Animados por el pescado y el blanco Ribeiro de uva treixadura, empezamos a hablar de Halloween y de cómo toda esa martingala de que es una fiesta americana trasplantada a España no es cierta. Según mis amigos gallegos, Halloween sería una tradición celta trasplantada a Irlanda, de donde habría saltado a Estados Unidos para regresar a la Península. Nieves, una amiga nacida en Vilanova de Arousa, pueblo natal de Valle Inclán y de Julio Camba, recuerda que, siendo niña, vaciaba calabazas con su hermana, introducían una vela dentro y las colocaban en los cruces de los caminos.
Israel Espino, en su blog Extremadura Secreta, daba cuenta la pasada semana de algunas tradiciones, como las ancestrales calaveras conquis extremeñas, que son remanentes de nuestro pasado celta y antecedentes de las calabazas de Halloween. Además, lo de «truco y trato» ya se estilaba en Extremadura hace siglos, cuando los monaguillos pedían casa por casa para las ánimas benditas. Estas peticiones relacionadas con los muertos están presentes en Navaconcejo, Garrovillas, en las aldeas del río Esperabán o en Ceclavín, donde si no contribuían en las casas con dulces o frutos, se amenazaba a los gorrones, es decir, el chantaje moderno del truco o trato.
Me preguntaban mis colegas gallegos por otras tradiciones extremeñas y, más concretamente, cacereñas, y les contamos la leyenda de la gallina o princesa mora encantada por haberse enamorado de un capitán cristiano y haberle franqueado la puerta de la muralla por la que los caballeros de Alfonso IX entraron en la ciudad y la reconquistaron.
Nos preguntaban que si se representaba la leyenda y les contamos que en la noche de San Jorge se suele soltar una gallina por la parte antigua y quien la encuentra recibe dinero. Nada que ver, desde luego, con la recreación de otra aventura del rey Alfonso IX: su desembarco en el puerto de Camariñas, en la Costa da Morte, que se representa en este pueblo marinero con gran pompa y espectáculo cada 28 de julio.
Una de las pocas recreaciones de la leyenda de la gallina la realizó un servidor para grabar un vídeo de una sección de este diario que se llamaba Cáceres Insólita. Recuerdo que, para hacer más creíble la grabación, me acerqué a una nave ganadera de La Mejostilla, donde le dije al encargado que si podía alquilar una gallina. El vendedor puso cara de extrañeza o, mejor, de este tío está loco. Al final, se la compré por seis euros.

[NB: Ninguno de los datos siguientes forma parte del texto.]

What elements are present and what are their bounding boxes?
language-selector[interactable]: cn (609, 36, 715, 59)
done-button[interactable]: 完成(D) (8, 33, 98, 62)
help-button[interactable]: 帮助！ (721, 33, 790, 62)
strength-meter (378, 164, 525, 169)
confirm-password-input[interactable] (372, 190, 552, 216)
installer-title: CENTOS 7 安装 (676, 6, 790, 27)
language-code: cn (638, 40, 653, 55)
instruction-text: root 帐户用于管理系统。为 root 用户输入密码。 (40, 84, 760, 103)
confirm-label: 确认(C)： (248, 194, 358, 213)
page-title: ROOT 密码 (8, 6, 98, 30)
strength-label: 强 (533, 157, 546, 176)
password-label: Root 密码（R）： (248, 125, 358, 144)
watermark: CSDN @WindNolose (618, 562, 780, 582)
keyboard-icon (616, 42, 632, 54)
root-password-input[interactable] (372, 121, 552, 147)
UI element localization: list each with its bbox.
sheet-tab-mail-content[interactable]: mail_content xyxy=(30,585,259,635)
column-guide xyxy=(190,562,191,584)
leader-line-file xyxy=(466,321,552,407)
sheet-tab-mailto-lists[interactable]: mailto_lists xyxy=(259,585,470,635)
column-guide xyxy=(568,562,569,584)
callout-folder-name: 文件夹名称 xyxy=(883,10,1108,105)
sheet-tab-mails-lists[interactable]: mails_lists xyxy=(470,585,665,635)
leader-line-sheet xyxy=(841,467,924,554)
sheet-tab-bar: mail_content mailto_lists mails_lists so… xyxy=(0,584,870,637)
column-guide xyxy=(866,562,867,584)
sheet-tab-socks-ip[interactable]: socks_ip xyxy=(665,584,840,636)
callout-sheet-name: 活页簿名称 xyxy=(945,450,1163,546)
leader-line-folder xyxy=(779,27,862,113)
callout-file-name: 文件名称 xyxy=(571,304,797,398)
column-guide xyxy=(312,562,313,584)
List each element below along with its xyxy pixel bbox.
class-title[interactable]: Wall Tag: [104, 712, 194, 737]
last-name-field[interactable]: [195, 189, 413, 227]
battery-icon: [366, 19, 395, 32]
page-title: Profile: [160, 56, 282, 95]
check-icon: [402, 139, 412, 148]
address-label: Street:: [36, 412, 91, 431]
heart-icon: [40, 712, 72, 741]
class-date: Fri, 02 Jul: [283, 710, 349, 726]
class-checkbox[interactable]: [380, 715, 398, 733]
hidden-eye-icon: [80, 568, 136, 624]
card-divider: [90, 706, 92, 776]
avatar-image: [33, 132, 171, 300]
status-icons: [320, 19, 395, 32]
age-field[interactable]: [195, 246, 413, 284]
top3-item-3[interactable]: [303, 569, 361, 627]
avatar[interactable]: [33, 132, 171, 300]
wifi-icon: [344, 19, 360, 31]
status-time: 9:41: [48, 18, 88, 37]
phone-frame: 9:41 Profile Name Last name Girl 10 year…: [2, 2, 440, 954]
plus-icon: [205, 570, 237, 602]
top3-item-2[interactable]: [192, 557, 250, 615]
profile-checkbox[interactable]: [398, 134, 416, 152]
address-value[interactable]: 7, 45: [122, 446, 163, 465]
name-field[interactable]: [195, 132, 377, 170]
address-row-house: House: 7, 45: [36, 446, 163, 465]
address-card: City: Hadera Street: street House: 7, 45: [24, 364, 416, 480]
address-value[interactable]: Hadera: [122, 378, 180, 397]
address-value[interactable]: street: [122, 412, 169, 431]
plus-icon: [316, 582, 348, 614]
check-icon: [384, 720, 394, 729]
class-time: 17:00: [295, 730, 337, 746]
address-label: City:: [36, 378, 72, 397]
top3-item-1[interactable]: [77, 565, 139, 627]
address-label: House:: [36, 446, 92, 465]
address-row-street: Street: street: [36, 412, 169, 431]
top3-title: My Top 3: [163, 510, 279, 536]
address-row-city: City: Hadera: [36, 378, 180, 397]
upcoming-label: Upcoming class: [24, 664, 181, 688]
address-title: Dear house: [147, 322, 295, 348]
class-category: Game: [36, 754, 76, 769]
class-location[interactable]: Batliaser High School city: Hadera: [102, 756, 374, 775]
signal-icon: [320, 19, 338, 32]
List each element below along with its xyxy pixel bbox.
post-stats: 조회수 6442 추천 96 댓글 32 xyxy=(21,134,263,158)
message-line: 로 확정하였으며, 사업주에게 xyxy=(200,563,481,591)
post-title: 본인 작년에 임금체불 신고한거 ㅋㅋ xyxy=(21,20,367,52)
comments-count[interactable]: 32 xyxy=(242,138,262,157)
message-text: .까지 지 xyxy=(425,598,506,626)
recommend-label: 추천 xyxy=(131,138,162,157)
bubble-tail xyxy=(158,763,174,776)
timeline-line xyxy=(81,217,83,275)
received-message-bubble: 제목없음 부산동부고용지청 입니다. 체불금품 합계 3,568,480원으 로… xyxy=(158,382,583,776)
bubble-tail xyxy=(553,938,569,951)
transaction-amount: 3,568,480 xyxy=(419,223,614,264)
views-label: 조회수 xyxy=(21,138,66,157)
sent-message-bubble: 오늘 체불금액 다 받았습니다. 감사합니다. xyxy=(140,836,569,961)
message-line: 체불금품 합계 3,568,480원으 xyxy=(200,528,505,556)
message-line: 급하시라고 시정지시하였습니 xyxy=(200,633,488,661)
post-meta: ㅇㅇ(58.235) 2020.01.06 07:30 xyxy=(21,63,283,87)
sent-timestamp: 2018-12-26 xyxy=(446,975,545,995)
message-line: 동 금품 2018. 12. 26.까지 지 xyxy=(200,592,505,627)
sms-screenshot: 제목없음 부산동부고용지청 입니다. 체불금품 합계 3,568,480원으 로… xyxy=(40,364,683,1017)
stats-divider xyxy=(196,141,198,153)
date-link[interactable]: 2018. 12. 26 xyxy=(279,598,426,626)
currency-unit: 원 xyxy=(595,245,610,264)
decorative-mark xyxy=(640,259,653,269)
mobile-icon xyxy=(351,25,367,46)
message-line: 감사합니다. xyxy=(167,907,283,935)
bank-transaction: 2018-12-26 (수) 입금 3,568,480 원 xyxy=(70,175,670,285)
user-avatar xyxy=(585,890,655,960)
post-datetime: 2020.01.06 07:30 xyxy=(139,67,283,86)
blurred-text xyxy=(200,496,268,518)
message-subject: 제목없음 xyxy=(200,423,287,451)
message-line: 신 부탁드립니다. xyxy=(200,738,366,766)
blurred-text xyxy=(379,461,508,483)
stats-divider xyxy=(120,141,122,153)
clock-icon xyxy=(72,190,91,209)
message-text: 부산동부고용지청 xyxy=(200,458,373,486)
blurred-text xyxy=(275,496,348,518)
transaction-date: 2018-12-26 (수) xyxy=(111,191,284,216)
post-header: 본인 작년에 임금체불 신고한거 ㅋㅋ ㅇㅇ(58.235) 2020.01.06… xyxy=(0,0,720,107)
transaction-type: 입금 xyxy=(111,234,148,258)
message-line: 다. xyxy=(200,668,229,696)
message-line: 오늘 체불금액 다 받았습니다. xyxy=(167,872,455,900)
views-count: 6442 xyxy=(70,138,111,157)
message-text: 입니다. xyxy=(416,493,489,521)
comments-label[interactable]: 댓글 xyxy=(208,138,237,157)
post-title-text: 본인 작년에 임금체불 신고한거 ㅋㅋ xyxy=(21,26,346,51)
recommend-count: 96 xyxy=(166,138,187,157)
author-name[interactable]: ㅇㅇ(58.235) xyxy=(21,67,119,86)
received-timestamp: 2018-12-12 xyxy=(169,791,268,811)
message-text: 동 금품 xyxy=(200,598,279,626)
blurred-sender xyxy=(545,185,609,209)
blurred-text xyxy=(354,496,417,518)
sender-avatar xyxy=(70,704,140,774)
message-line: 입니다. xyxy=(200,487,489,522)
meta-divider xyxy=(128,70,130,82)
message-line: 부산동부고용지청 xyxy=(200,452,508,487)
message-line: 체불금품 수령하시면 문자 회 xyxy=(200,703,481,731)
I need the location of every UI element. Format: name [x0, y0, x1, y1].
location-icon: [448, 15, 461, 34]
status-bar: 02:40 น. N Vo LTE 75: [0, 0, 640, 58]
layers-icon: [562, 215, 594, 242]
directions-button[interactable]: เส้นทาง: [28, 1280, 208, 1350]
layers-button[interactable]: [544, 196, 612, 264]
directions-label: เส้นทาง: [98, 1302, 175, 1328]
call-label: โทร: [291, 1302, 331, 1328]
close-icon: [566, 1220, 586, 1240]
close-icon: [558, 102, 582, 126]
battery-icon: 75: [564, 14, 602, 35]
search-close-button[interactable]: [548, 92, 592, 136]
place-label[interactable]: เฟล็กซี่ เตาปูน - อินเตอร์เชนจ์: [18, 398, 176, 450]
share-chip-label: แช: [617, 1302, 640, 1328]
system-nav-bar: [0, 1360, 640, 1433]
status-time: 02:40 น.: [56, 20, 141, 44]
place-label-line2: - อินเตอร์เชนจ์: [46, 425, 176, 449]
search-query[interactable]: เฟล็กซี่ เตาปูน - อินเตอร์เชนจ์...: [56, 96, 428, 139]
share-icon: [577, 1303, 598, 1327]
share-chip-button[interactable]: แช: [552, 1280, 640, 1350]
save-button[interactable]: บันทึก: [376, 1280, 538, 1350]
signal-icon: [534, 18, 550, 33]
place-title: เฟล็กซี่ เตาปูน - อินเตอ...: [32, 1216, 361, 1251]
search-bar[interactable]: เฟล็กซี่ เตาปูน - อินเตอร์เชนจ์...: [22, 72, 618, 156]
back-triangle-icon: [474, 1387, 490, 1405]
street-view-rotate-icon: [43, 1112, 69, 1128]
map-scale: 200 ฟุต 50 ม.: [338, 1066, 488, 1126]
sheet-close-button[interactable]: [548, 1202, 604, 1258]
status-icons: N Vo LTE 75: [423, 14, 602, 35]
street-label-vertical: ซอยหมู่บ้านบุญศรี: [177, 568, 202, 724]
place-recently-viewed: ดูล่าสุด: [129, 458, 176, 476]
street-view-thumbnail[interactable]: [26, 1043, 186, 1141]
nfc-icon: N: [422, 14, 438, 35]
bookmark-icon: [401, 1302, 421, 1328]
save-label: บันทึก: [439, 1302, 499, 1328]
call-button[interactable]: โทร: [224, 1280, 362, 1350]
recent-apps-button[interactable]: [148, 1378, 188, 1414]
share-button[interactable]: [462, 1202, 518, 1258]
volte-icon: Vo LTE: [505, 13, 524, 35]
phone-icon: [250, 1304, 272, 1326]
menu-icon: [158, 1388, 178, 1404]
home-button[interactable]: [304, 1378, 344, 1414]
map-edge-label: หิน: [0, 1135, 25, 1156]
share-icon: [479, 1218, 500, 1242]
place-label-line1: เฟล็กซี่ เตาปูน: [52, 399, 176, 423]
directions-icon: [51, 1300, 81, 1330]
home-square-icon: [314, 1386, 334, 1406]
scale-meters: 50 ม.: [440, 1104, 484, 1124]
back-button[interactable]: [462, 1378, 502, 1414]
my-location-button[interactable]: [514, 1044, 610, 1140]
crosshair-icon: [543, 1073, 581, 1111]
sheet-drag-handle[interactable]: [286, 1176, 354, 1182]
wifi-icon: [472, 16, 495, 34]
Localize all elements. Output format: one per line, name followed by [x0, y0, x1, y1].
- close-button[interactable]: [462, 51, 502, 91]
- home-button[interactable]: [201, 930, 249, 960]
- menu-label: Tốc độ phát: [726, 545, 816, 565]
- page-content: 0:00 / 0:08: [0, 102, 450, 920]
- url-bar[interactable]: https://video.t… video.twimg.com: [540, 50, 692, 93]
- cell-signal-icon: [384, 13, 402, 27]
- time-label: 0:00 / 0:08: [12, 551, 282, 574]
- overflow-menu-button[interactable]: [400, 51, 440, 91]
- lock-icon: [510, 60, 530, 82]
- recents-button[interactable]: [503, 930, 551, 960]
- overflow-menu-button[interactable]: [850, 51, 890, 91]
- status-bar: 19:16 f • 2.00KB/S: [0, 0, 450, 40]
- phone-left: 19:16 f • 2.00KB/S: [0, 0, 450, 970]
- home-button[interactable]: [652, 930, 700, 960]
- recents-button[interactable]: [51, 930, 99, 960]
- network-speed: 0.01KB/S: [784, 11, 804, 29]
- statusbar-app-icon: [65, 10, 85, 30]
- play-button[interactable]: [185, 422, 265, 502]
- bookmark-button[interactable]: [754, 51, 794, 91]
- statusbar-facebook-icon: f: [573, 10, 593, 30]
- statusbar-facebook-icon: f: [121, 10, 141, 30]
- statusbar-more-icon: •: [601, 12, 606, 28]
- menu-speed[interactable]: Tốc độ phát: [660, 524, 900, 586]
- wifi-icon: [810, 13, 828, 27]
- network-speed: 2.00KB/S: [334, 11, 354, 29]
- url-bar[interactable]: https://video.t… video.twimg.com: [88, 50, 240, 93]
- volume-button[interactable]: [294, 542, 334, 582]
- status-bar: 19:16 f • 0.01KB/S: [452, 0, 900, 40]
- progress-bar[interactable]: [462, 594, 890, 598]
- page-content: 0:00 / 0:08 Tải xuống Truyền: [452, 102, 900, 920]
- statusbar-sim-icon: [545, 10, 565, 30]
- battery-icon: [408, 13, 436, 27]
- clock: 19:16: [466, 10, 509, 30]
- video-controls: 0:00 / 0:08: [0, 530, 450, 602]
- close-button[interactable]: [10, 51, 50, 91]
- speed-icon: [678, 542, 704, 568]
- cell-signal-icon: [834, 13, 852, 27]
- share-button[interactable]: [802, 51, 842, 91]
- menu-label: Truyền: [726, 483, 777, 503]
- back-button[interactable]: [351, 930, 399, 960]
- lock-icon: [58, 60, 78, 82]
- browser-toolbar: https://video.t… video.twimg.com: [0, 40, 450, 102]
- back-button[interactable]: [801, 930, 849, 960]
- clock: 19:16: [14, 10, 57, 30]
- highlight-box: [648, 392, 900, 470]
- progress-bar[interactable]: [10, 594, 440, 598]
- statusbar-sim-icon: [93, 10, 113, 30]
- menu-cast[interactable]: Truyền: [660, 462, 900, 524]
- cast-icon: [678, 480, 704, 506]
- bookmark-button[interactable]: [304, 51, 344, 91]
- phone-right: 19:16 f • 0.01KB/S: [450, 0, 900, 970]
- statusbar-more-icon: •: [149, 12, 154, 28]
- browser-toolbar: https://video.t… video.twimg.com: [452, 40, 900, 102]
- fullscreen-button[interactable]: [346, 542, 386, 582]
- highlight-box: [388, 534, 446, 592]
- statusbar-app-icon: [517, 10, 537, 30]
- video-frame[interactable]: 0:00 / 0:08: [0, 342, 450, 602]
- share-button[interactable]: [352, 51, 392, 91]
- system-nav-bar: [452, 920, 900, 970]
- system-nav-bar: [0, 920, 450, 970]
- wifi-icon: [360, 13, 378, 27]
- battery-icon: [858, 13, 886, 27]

Con la gallina convertida en princesa encantada, se grabó aquel vídeo. El ave entusiasmó a los turistas que recorrían la parte antigua y, cuando les contaba la leyenda, se emocionaban tanto que hubo quien me ofreció 20 euros por la ponedora legendaria. Intuí, en fin, que si, en vez de palomas, hubiera gallinas sueltas por el caso medieval y renacentista, al estilo del cerdo que campa a sus anchas por las calles de La Alberca (al pobre ya le llega su San Martín), la ciudad monumental cacereña tendría un reclamo turístico de primer orden.
Antes de que algún turista raptara la gallina e hiciera un caldo de princesa encantada, se la devolví al comerciante de animales de La Mejostilla. El hombre la miraba con respeto, como si, tras haber sido actriz en un vídeo, mereciera mejor suerte que una jaula. Ni que decir tiene que la narración de esta aventura convenció a mis amigos gallegos de que en Cáceres tenemos tantas leyendas como cualquiera, aunque no nos guste presumir.